Caelan nodded. "I'm curious. What place do sorcerers hold in this hive? Tell me."
"You know of the hive? Then you came from outside?" Dorothy's voice trembled with surprise. "I've never seen another sorcerer. I only heard the Bloodclaws have one… a powerful one. They capture others like you and send them up-hive, but I don't know where."
"How many are the Bloodclaws?" Caelan asked.
"Their core is twelve assault squads, a hundred each. Counting their hangers-on, at least tens of thousands."
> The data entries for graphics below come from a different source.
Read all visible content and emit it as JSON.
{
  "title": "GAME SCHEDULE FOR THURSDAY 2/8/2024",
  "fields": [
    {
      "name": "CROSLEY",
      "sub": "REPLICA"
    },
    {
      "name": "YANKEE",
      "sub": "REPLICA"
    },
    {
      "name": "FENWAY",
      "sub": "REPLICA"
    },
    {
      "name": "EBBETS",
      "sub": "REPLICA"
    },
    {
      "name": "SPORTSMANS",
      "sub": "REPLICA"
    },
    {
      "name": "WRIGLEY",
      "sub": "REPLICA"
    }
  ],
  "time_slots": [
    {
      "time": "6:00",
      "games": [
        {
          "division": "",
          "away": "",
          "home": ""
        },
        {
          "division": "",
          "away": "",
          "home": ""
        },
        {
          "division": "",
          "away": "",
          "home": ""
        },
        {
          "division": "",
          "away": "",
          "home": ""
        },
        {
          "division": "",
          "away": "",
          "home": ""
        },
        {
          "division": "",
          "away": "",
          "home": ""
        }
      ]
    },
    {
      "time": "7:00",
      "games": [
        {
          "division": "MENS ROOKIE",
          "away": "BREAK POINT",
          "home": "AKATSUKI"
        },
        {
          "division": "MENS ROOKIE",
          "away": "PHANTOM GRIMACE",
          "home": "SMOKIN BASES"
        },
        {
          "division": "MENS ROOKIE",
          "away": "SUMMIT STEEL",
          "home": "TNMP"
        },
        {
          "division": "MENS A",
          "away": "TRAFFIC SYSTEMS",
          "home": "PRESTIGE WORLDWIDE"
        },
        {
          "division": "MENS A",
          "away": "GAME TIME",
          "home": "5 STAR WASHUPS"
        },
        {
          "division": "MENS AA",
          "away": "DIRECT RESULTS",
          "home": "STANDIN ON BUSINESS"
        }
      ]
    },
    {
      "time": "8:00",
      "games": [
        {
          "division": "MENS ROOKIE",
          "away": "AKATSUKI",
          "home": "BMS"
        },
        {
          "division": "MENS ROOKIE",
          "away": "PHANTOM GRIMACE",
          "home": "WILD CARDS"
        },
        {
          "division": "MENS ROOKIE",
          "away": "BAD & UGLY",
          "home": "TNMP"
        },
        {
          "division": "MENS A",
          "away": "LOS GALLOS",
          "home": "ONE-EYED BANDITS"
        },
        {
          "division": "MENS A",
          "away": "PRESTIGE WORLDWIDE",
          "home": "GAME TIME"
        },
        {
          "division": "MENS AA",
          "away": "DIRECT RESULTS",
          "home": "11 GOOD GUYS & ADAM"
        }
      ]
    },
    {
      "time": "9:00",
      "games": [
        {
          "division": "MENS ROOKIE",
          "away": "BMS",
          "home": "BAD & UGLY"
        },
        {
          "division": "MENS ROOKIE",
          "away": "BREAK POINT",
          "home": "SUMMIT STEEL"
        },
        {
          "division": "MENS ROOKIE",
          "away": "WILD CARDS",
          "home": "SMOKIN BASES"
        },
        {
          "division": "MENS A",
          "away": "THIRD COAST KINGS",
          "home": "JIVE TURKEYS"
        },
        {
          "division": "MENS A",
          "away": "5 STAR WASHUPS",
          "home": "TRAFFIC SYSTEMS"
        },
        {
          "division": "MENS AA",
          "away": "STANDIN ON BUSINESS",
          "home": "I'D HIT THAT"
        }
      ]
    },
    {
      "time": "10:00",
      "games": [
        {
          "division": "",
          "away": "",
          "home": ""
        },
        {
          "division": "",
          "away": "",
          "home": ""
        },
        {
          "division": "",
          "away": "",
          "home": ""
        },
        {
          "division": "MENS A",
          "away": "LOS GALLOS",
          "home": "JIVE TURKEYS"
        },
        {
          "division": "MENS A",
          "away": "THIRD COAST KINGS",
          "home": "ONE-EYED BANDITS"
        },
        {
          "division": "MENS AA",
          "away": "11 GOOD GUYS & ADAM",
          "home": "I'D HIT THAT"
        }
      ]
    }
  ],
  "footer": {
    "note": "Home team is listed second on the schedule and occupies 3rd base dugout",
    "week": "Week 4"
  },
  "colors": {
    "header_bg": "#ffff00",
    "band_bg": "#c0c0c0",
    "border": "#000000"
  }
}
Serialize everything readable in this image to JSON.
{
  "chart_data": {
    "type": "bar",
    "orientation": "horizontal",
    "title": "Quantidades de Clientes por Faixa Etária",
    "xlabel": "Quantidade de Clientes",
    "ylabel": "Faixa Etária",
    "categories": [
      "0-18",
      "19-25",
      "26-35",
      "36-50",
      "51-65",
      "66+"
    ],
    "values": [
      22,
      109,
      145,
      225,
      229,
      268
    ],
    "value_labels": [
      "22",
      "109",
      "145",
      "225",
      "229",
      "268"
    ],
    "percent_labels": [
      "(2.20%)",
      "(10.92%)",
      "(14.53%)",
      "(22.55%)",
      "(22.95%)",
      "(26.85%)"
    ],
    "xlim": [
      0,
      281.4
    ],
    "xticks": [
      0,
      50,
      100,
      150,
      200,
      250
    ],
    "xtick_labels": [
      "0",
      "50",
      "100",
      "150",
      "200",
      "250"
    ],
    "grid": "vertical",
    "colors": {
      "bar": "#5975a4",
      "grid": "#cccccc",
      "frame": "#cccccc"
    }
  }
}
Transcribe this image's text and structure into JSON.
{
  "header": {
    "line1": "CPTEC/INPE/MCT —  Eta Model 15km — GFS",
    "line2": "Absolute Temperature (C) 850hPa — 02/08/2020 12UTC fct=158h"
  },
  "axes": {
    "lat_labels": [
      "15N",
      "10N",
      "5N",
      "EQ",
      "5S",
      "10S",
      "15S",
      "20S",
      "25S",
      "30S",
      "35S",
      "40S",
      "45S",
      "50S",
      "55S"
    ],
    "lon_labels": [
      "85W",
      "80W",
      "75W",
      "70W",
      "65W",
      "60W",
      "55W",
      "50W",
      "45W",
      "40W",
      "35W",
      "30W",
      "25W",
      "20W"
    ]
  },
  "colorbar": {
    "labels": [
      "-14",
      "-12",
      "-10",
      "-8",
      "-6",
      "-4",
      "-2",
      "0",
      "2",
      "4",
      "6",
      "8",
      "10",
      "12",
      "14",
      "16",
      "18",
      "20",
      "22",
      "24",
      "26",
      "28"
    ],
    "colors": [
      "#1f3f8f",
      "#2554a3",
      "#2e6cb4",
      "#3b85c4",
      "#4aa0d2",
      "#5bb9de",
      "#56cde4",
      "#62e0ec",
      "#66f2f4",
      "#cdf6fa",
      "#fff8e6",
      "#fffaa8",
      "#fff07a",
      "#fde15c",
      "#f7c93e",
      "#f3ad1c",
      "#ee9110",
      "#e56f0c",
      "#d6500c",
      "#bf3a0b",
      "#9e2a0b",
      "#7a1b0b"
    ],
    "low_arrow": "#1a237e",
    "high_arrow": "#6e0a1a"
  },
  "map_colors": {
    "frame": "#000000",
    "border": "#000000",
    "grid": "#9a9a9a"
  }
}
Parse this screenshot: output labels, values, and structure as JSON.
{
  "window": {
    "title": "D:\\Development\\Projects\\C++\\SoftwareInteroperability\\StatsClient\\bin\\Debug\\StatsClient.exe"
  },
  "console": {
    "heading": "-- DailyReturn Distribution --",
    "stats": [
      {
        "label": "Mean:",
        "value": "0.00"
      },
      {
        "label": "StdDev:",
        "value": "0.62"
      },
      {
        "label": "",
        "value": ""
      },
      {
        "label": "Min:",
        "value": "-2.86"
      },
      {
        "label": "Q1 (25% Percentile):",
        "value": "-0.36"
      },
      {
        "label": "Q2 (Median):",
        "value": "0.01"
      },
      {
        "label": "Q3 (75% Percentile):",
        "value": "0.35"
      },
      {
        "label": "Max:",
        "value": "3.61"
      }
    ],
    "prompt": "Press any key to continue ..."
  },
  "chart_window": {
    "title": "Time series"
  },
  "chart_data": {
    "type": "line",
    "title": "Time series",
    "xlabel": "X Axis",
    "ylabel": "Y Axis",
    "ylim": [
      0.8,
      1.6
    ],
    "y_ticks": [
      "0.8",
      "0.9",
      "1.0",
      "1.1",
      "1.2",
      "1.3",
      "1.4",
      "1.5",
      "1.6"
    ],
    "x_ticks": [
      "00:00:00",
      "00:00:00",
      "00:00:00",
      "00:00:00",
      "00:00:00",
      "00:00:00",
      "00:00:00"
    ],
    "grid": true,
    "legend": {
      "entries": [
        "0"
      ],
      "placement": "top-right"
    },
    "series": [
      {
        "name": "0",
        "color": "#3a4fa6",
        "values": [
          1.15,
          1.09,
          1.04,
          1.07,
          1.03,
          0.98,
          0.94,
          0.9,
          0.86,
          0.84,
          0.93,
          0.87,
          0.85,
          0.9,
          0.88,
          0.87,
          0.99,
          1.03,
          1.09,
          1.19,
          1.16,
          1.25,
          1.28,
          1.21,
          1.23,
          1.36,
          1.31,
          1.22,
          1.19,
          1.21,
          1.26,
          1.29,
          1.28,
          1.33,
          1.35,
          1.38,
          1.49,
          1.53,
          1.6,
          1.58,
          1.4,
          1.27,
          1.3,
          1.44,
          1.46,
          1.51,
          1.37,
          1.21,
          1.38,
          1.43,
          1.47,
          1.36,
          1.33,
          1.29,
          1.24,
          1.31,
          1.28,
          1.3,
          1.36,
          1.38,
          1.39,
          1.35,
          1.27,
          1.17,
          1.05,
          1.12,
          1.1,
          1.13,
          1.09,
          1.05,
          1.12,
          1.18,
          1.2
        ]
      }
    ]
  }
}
"Could you kill them all?" Caelan asked Curze.
"Not now," Curze admitted. "But someday."
He didn't know why, but he knew he would grow stronger. He just needed time.
"I won't wait that long," Caelan said. "This time, I'll help you. But only this once. If you want to rule this hive, you must do it yourself."
Curze nodded solemnly.
Their casual words left Dorothy stunned. She believed this sorcerer could overthrow the Bloodclaws. But ruling the hive? That was beyond anything she could comprehend.
And if he could say such things so freely… would they kill her to silence her? If she died, who would care for the children?
Caelan turned to her. "You will take us to the Bloodclaws. After that, these children will be under his protection."
Dorothy looked at Curze. Slowly, painfully, she nodded.
She didn't believe the boy could protect them. But she believed in Caelan.